Recently I encountered a "perfect storm" of life events that resulted in a complete breakdown of my beliefs, confidence and motivation. I spent a couple of weeks trying to pinpoint the actual causes of this. I alternately assigned blame, tried to fake it, admitted failure, checked out by watching 1970's TV drama, commiserated with friends, sought advice and professional help.
Today I stumbled upon the answers by revisiting two old friends. I was introduced to one of these friends very early in my career. He helped me organise my work and private life, helping me understand what was important to me and where I should spend my time to make myself truly happy. He helped me set goals and gave me a little notebook to plan and track my goals and the tasks that would help me achieve them.
Then my friend introduced me to another friend. The second friend took my little goal-setting exercise to a new level. He asked me to look at the qualities that are important to me, and how I want people to describe me when I'm no longer around. My life was on track to be the journey I wanted.
Then I got a smart phone.
It was no longer cool to carry around a little notebook. I tucked away my little notebook in a drawer in my home office. I took it out for various life events in 2003, 2007 and 2011 (see a pattern?) where previously I had reviewed it annually. Today, as part of my trial and error approach, I located and read through my little FranklinCovey notebook.
Benjamin Franklin pioneered time management by setting himself the task of mastering 13 virtues for improving his productivity and therefore his chance of success. The Franklin Institute built on those virtues to create productivity planners for success-obsessed Americans in the 1980's.
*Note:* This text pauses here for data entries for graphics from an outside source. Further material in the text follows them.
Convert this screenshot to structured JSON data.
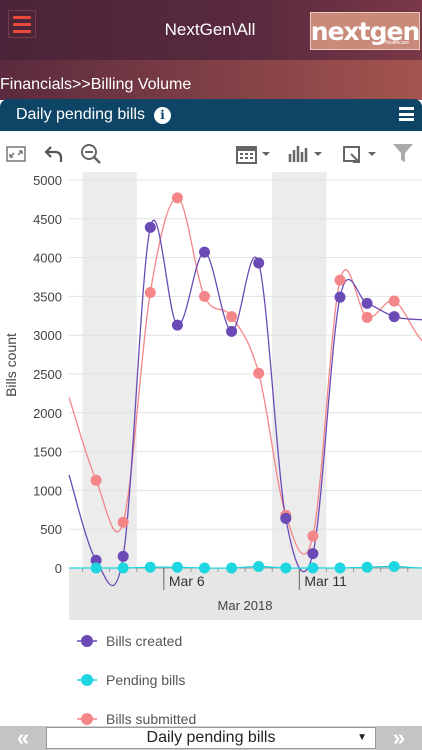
{
  "header": {
    "title": "NextGen\\All",
    "logo_text": "nextgen",
    "logo_sub": "Healthcare"
  },
  "breadcrumb": "Financials>>Billing Volume",
  "panel": {
    "title": "Daily pending bills"
  },
  "colors": {
    "created": "#6a4bb6",
    "pending": "#1ed6e0",
    "submitted": "#f4868a",
    "header_bg": "#0e4466"
  },
  "chart_data": {
    "type": "line",
    "ylabel": "Bills count",
    "xlabel": "Mar 2018",
    "x_ticks": [
      "Mar 6",
      "Mar 11"
    ],
    "ylim": [
      0,
      5000
    ],
    "y_ticks": [
      0,
      500,
      1000,
      1500,
      2000,
      2500,
      3000,
      3500,
      4000,
      4500,
      5000
    ],
    "grid": true,
    "weekend_bands": [
      [
        "Mar 3",
        "Mar 4"
      ],
      [
        "Mar 10",
        "Mar 11"
      ]
    ],
    "x": [
      "Mar 2",
      "Mar 3",
      "Mar 4",
      "Mar 5",
      "Mar 6",
      "Mar 7",
      "Mar 8",
      "Mar 9",
      "Mar 10",
      "Mar 11",
      "Mar 12",
      "Mar 13",
      "Mar 14",
      "Mar 15",
      "Mar 16"
    ],
    "series": [
      {
        "name": "Bills created",
        "values": [
          1200,
          100,
          150,
          4390,
          3130,
          4070,
          3050,
          3930,
          640,
          185,
          3490,
          3410,
          3240,
          3200,
          3200
        ]
      },
      {
        "name": "Pending bills",
        "values": [
          0,
          0,
          0,
          10,
          10,
          0,
          0,
          20,
          0,
          0,
          0,
          10,
          20,
          0,
          0
        ]
      },
      {
        "name": "Bills submitted",
        "values": [
          2200,
          1130,
          590,
          3550,
          4770,
          3500,
          3240,
          2510,
          680,
          410,
          3710,
          3230,
          3440,
          2940,
          2750
        ]
      }
    ]
  },
  "footer": {
    "selected": "Daily pending bills",
    "prev": "«",
    "next": "»"
  }
}
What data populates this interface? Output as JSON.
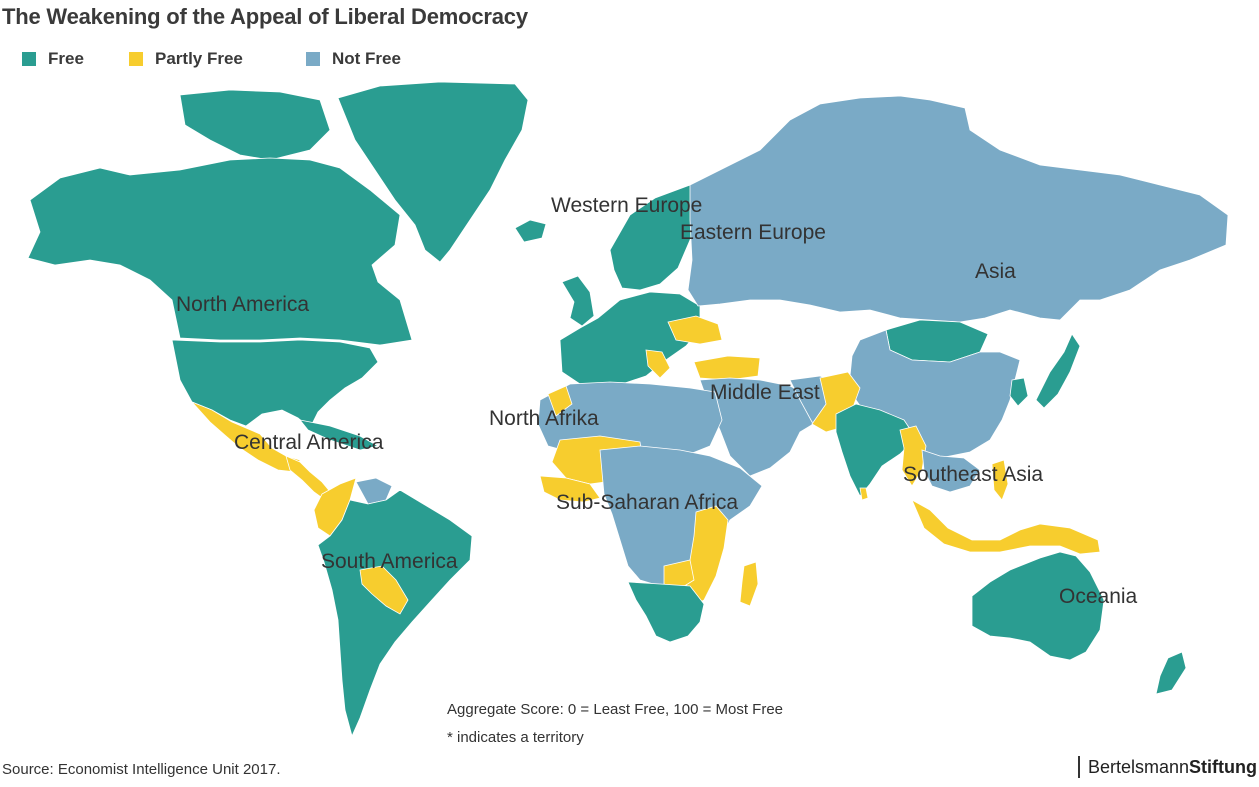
{
  "title": "The Weakening of the Appeal of Liberal Democracy",
  "legend": [
    {
      "label": "Free",
      "color": "#2a9d91"
    },
    {
      "label": "Partly Free",
      "color": "#f7cd2e"
    },
    {
      "label": "Not Free",
      "color": "#7aaac6"
    }
  ],
  "regions": {
    "north_america": "North America",
    "central_america": "Central America",
    "south_america": "South America",
    "western_europe": "Western Europe",
    "eastern_europe": "Eastern Europe",
    "north_afrika": "North Afrika",
    "sub_saharan_africa": "Sub-Saharan Africa",
    "middle_east": "Middle East",
    "asia": "Asia",
    "southeast_asia": "Southeast Asia",
    "oceania": "Oceania"
  },
  "notes": {
    "score": "Aggregate Score: 0 = Least Free, 100 = Most Free",
    "territory": "* indicates a territory"
  },
  "source": "Source: Economist Intelligence Unit 2017.",
  "brand": {
    "part1": "Bertelsmann",
    "part2": "Stiftung"
  }
}
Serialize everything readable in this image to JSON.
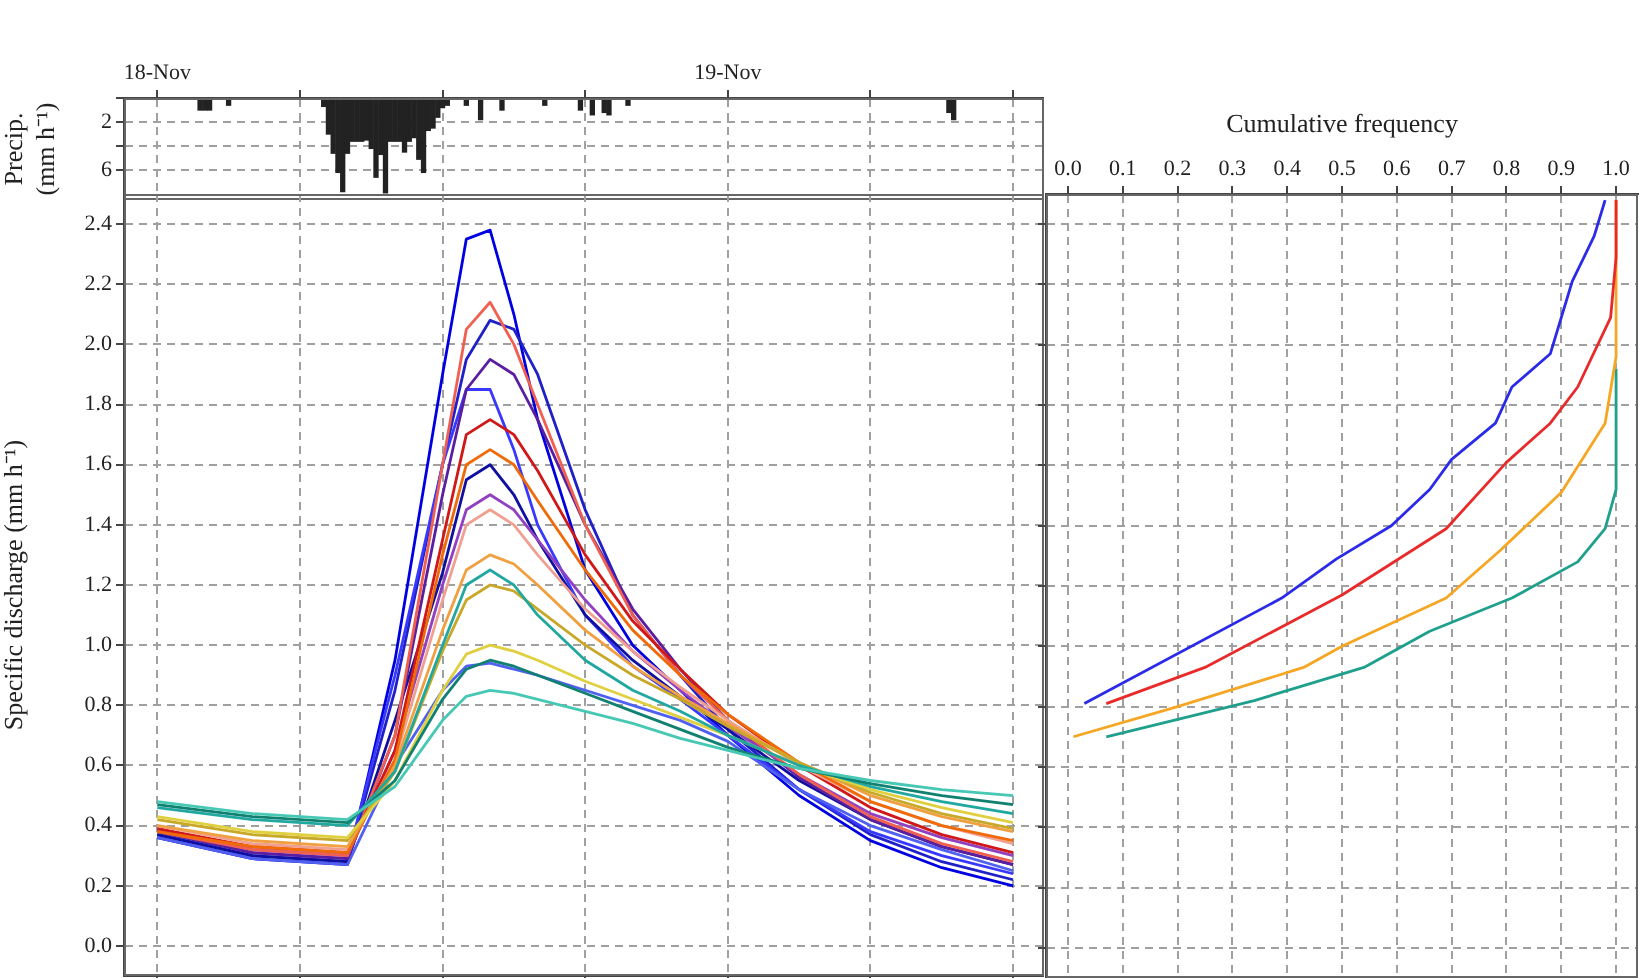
{
  "chart_data": [
    {
      "type": "bar",
      "ylabel": "Precip.\n(mm h⁻¹)",
      "color": "#222222",
      "x": [
        "--11-18T01:48",
        "--11-18T02:00",
        "--11-18T02:12",
        "--11-18T03:00",
        "--11-18T07:00",
        "--11-18T07:12",
        "--11-18T07:24",
        "--11-18T07:36",
        "--11-18T07:48",
        "--11-18T08:00",
        "--11-18T08:12",
        "--11-18T08:24",
        "--11-18T08:36",
        "--11-18T08:48",
        "--11-18T09:00",
        "--11-18T09:12",
        "--11-18T09:24",
        "--11-18T09:36",
        "--11-18T09:48",
        "--11-18T10:00",
        "--11-18T10:12",
        "--11-18T10:24",
        "--11-18T10:36",
        "--11-18T10:48",
        "--11-18T11:00",
        "--11-18T11:12",
        "--11-18T11:24",
        "--11-18T11:36",
        "--11-18T11:48",
        "--11-18T12:00",
        "--11-18T12:12",
        "--11-18T13:00",
        "--11-18T13:36",
        "--11-18T14:30",
        "--11-18T16:18",
        "--11-18T17:48",
        "--11-18T18:18",
        "--11-18T18:48",
        "--11-18T19:00",
        "--11-18T19:48",
        "--11-19T09:18",
        "--11-19T09:30"
      ],
      "values": [
        1.0,
        1.0,
        1.0,
        0.6,
        0.7,
        3.0,
        4.6,
        6.2,
        7.8,
        4.6,
        3.6,
        3.6,
        3.6,
        3.5,
        4.2,
        6.6,
        4.7,
        7.9,
        3.6,
        3.6,
        3.6,
        4.5,
        3.6,
        3.3,
        5.1,
        6.2,
        2.7,
        2.5,
        1.6,
        0.8,
        0.6,
        0.6,
        1.8,
        1.0,
        0.6,
        1.0,
        1.4,
        1.2,
        1.4,
        0.6,
        1.2,
        1.8
      ],
      "xlim": [
        "--11-17T22:36",
        "--11-19T13:18"
      ],
      "xticks": [
        {
          "value": "--11-18",
          "label": "18-Nov"
        },
        {
          "value": "--11-18T06:00",
          "label": null
        },
        {
          "value": "--11-18T12:00",
          "label": null
        },
        {
          "value": "--11-18T18:00",
          "label": null
        },
        {
          "value": "--11-19",
          "label": "19-Nov"
        },
        {
          "value": "--11-19T06:00",
          "label": null
        },
        {
          "value": "--11-19T12:00",
          "label": null
        }
      ],
      "ylim": [
        8.5,
        0
      ],
      "yticks": [
        {
          "value": 0,
          "label": null
        },
        2,
        {
          "value": 4,
          "label": null
        },
        6
      ],
      "grid": true
    },
    {
      "type": "line",
      "ylabel": "Specific discharge (mm h⁻¹)",
      "tick_labels": "y",
      "grid": true,
      "x": [
        "--11-18T00:00",
        "--11-18T04:00",
        "--11-18T08:00",
        "--11-18T10:00",
        "--11-18T12:00",
        "--11-18T13:00",
        "--11-18T14:00",
        "--11-18T15:00",
        "--11-18T16:00",
        "--11-18T18:00",
        "--11-18T20:00",
        "--11-18T22:00",
        "--11-19T00:00",
        "--11-19T03:00",
        "--11-19T06:00",
        "--11-19T09:00",
        "--11-19T12:00"
      ],
      "xlim": [
        "--11-17T22:36",
        "--11-19T13:18"
      ],
      "xticks": [
        {
          "value": "--11-18",
          "label": null
        },
        {
          "value": "--11-18T06:00",
          "label": null
        },
        {
          "value": "--11-18T12:00",
          "label": null
        },
        {
          "value": "--11-18T18:00",
          "label": null
        },
        {
          "value": "--11-19",
          "label": null
        },
        {
          "value": "--11-19T06:00",
          "label": null
        },
        {
          "value": "--11-19T12:00",
          "label": null
        }
      ],
      "ylim": [
        -0.1,
        2.5
      ],
      "yticks": [
        {
          "value": 0,
          "label": "0.0"
        },
        {
          "value": 0.2,
          "label": "0.2"
        },
        {
          "value": 0.4,
          "label": "0.4"
        },
        {
          "value": 0.6,
          "label": "0.6"
        },
        {
          "value": 0.8,
          "label": "0.8"
        },
        {
          "value": 1,
          "label": "1.0"
        },
        {
          "value": 1.2,
          "label": "1.2"
        },
        {
          "value": 1.4,
          "label": "1.4"
        },
        {
          "value": 1.6,
          "label": "1.6"
        },
        {
          "value": 1.8,
          "label": "1.8"
        },
        {
          "value": 2,
          "label": "2.0"
        },
        {
          "value": 2.2,
          "label": "2.2"
        },
        {
          "value": 2.4,
          "label": "2.4"
        }
      ],
      "series": [
        {
          "color": "#46c8b4",
          "values": [
            0.48,
            0.44,
            0.42,
            0.53,
            0.75,
            0.83,
            0.85,
            0.84,
            0.82,
            0.78,
            0.74,
            0.69,
            0.65,
            0.59,
            0.55,
            0.52,
            0.5
          ]
        },
        {
          "color": "#108070",
          "values": [
            0.47,
            0.43,
            0.41,
            0.55,
            0.82,
            0.92,
            0.95,
            0.93,
            0.9,
            0.84,
            0.78,
            0.72,
            0.66,
            0.59,
            0.54,
            0.5,
            0.47
          ]
        },
        {
          "color": "#20a8a0",
          "values": [
            0.46,
            0.42,
            0.4,
            0.58,
            1.0,
            1.2,
            1.25,
            1.2,
            1.1,
            0.95,
            0.85,
            0.78,
            0.7,
            0.6,
            0.53,
            0.48,
            0.44
          ]
        },
        {
          "color": "#e0d040",
          "values": [
            0.43,
            0.38,
            0.36,
            0.55,
            0.85,
            0.97,
            1.0,
            0.98,
            0.95,
            0.88,
            0.82,
            0.76,
            0.7,
            0.6,
            0.52,
            0.46,
            0.41
          ]
        },
        {
          "color": "#c8a828",
          "values": [
            0.42,
            0.37,
            0.35,
            0.58,
            0.98,
            1.15,
            1.2,
            1.18,
            1.12,
            1.0,
            0.9,
            0.82,
            0.73,
            0.61,
            0.51,
            0.44,
            0.39
          ]
        },
        {
          "color": "#f0a040",
          "values": [
            0.4,
            0.35,
            0.33,
            0.6,
            1.05,
            1.25,
            1.3,
            1.27,
            1.2,
            1.05,
            0.93,
            0.83,
            0.74,
            0.61,
            0.5,
            0.43,
            0.38
          ]
        },
        {
          "color": "#f06a08",
          "values": [
            0.38,
            0.33,
            0.31,
            0.62,
            1.3,
            1.6,
            1.65,
            1.6,
            1.48,
            1.25,
            1.05,
            0.9,
            0.77,
            0.61,
            0.48,
            0.4,
            0.35
          ]
        },
        {
          "color": "#f0a090",
          "values": [
            0.4,
            0.34,
            0.32,
            0.62,
            1.15,
            1.4,
            1.45,
            1.4,
            1.3,
            1.12,
            0.98,
            0.86,
            0.75,
            0.6,
            0.48,
            0.4,
            0.34
          ]
        },
        {
          "color": "#d01818",
          "values": [
            0.39,
            0.33,
            0.31,
            0.65,
            1.35,
            1.7,
            1.75,
            1.7,
            1.58,
            1.3,
            1.08,
            0.92,
            0.77,
            0.6,
            0.46,
            0.37,
            0.31
          ]
        },
        {
          "color": "#f06050",
          "values": [
            0.38,
            0.32,
            0.3,
            0.7,
            1.6,
            2.05,
            2.14,
            2.0,
            1.8,
            1.4,
            1.1,
            0.9,
            0.75,
            0.57,
            0.43,
            0.34,
            0.28
          ]
        },
        {
          "color": "#9040c0",
          "values": [
            0.39,
            0.32,
            0.3,
            0.65,
            1.2,
            1.45,
            1.5,
            1.45,
            1.35,
            1.15,
            0.98,
            0.85,
            0.73,
            0.57,
            0.44,
            0.36,
            0.3
          ]
        },
        {
          "color": "#5a1fa0",
          "values": [
            0.38,
            0.31,
            0.29,
            0.7,
            1.5,
            1.85,
            1.95,
            1.9,
            1.75,
            1.4,
            1.12,
            0.92,
            0.75,
            0.56,
            0.42,
            0.33,
            0.27
          ]
        },
        {
          "color": "#5060f0",
          "values": [
            0.36,
            0.29,
            0.27,
            0.6,
            0.85,
            0.93,
            0.94,
            0.92,
            0.9,
            0.85,
            0.8,
            0.75,
            0.68,
            0.52,
            0.4,
            0.32,
            0.25
          ]
        },
        {
          "color": "#1010a0",
          "values": [
            0.37,
            0.3,
            0.28,
            0.75,
            1.24,
            1.55,
            1.6,
            1.5,
            1.35,
            1.1,
            0.95,
            0.83,
            0.72,
            0.55,
            0.42,
            0.33,
            0.27
          ]
        },
        {
          "color": "#3838ff",
          "values": [
            0.38,
            0.31,
            0.29,
            0.9,
            1.6,
            1.85,
            1.85,
            1.65,
            1.4,
            1.1,
            0.93,
            0.82,
            0.7,
            0.52,
            0.38,
            0.3,
            0.24
          ]
        },
        {
          "color": "#2020c8",
          "values": [
            0.37,
            0.3,
            0.28,
            0.85,
            1.6,
            1.95,
            2.08,
            2.05,
            1.9,
            1.45,
            1.1,
            0.9,
            0.72,
            0.52,
            0.37,
            0.28,
            0.22
          ]
        },
        {
          "color": "#0000e0",
          "values": [
            0.36,
            0.29,
            0.27,
            0.95,
            1.9,
            2.35,
            2.38,
            2.1,
            1.75,
            1.25,
            1.0,
            0.85,
            0.7,
            0.5,
            0.35,
            0.26,
            0.2
          ]
        }
      ]
    },
    {
      "type": "line",
      "xlabel": "Cumulative frequency",
      "tick_labels": "x",
      "grid": true,
      "xlim": [
        -0.04,
        1.04
      ],
      "xticks": [
        {
          "value": 0,
          "label": "0.0"
        },
        {
          "value": 0.1,
          "label": "0.1"
        },
        {
          "value": 0.2,
          "label": "0.2"
        },
        {
          "value": 0.3,
          "label": "0.3"
        },
        {
          "value": 0.4,
          "label": "0.4"
        },
        {
          "value": 0.5,
          "label": "0.5"
        },
        {
          "value": 0.6,
          "label": "0.6"
        },
        {
          "value": 0.7,
          "label": "0.7"
        },
        {
          "value": 0.8,
          "label": "0.8"
        },
        {
          "value": 0.9,
          "label": "0.9"
        },
        {
          "value": 1,
          "label": "1.0"
        }
      ],
      "ylim": [
        -0.1,
        2.5
      ],
      "yticks": [
        0,
        0.2,
        0.4,
        0.6,
        0.8,
        1,
        1.2,
        1.4,
        1.6,
        1.8,
        2,
        2.2,
        2.4
      ],
      "series": [
        {
          "color": "#2a2ae8",
          "x": [
            0.03,
            0.39,
            0.49,
            0.59,
            0.66,
            0.7,
            0.78,
            0.81,
            0.88,
            0.92,
            0.96,
            0.98
          ],
          "values": [
            0.81,
            1.16,
            1.29,
            1.4,
            1.52,
            1.62,
            1.74,
            1.86,
            1.97,
            2.21,
            2.36,
            2.48
          ]
        },
        {
          "color": "#e82a2a",
          "x": [
            0.07,
            0.25,
            0.5,
            0.69,
            0.8,
            0.88,
            0.93,
            0.99,
            1.0,
            1.0
          ],
          "values": [
            0.81,
            0.93,
            1.17,
            1.39,
            1.61,
            1.74,
            1.86,
            2.09,
            2.29,
            2.48
          ]
        },
        {
          "color": "#f5a623",
          "x": [
            0.01,
            0.2,
            0.43,
            0.5,
            0.69,
            0.79,
            0.9,
            0.98,
            1.0,
            1.0
          ],
          "values": [
            0.7,
            0.8,
            0.93,
            1.0,
            1.16,
            1.32,
            1.51,
            1.74,
            1.96,
            2.48
          ]
        },
        {
          "color": "#1fa08c",
          "x": [
            0.07,
            0.34,
            0.54,
            0.66,
            0.81,
            0.93,
            0.98,
            1.0,
            1.0
          ],
          "values": [
            0.7,
            0.82,
            0.93,
            1.05,
            1.16,
            1.28,
            1.39,
            1.52,
            1.92
          ]
        }
      ]
    }
  ]
}
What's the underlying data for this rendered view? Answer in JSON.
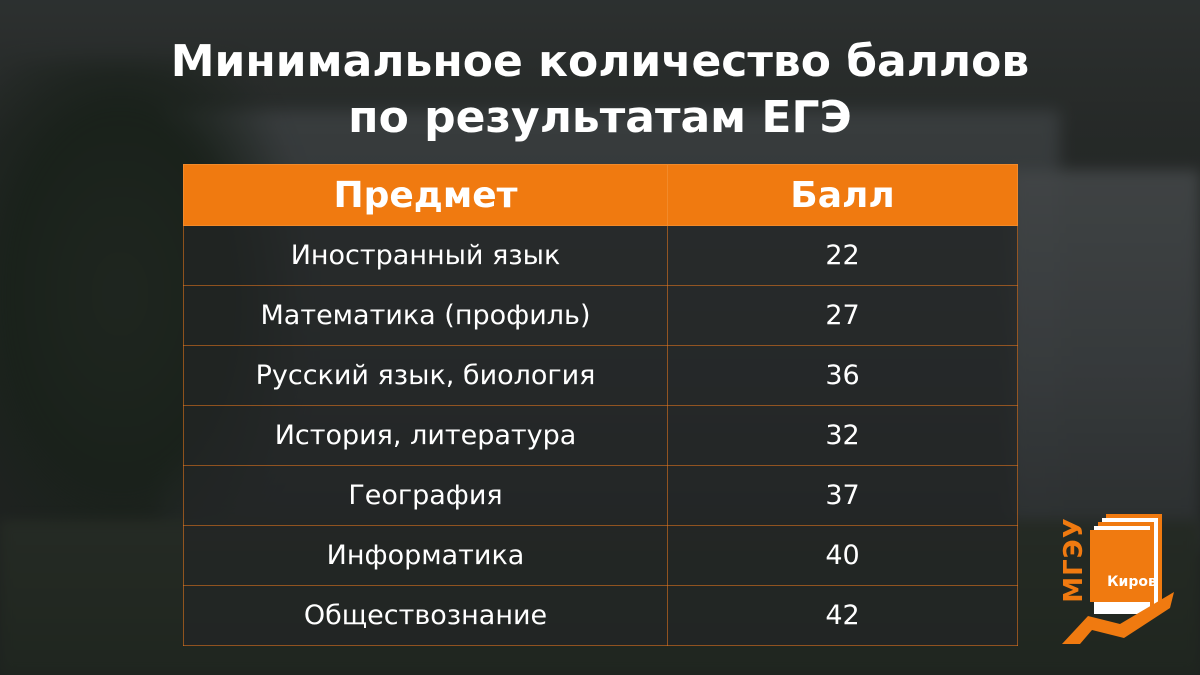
{
  "title": {
    "line1": "Минимальное количество баллов",
    "line2": "по результатам ЕГЭ"
  },
  "table": {
    "headers": {
      "subject": "Предмет",
      "score": "Балл"
    },
    "rows": [
      {
        "subject": "Иностранный язык",
        "score": "22"
      },
      {
        "subject": "Математика (профиль)",
        "score": "27"
      },
      {
        "subject": "Русский язык, биология",
        "score": "36"
      },
      {
        "subject": "История, литература",
        "score": "32"
      },
      {
        "subject": "География",
        "score": "37"
      },
      {
        "subject": "Информатика",
        "score": "40"
      },
      {
        "subject": "Обществознание",
        "score": "42"
      }
    ]
  },
  "logo": {
    "name": "МГЭУ",
    "city": "Киров",
    "icon": "book-icon"
  },
  "colors": {
    "accent": "#f07a10",
    "text": "#ffffff",
    "cell_background": "#232526"
  }
}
Enter Stephen R. Covey of 7 Highly Successful Habits fame. When these two joined forces, well, that's when it got interesting. Stephen could put things in 20th century terms. He added important virtues like Leadership. I bit hard.
I'd forgotten what a marvelous tool this was! I spent the day in my study with my 1998 values, my 2007 goals, my 2011 bucket list and 6 pads of sticky notes. And I started sharpening the saw.
I started by affirming the 10 values I've had since 1998 (and probably before). I added the 26 things remaining from 50 item bucket list. Then I added items I'd recorded about how I wanted to Act, Feel and Think (AFT) and how I wanted to Be, what I wanted to Do and Have (BDH). By now I have wall of colourful sticky notes.
Next I looked at the Evaluation Questions. What has made me happy, satisfied and proud? Were these consistent with my values?
No. Guess what? In the past 15 years, I've added some values, and some are no longer important to me. My "perfect storm" of life changes brought clarity to this. Here's part of the sticky note scattergram attached to the wardrobe mirror.
I have been executing tasks to complete goals that I no longer want to achieve, because they no longer conform to my values. This conflict has caused me confusion, frustration, anxiety and ultimately, my failures.
Tomorrow I'll prioritise the values, and start setting some new goals. And I'll be checking out that Franklin iPhone app.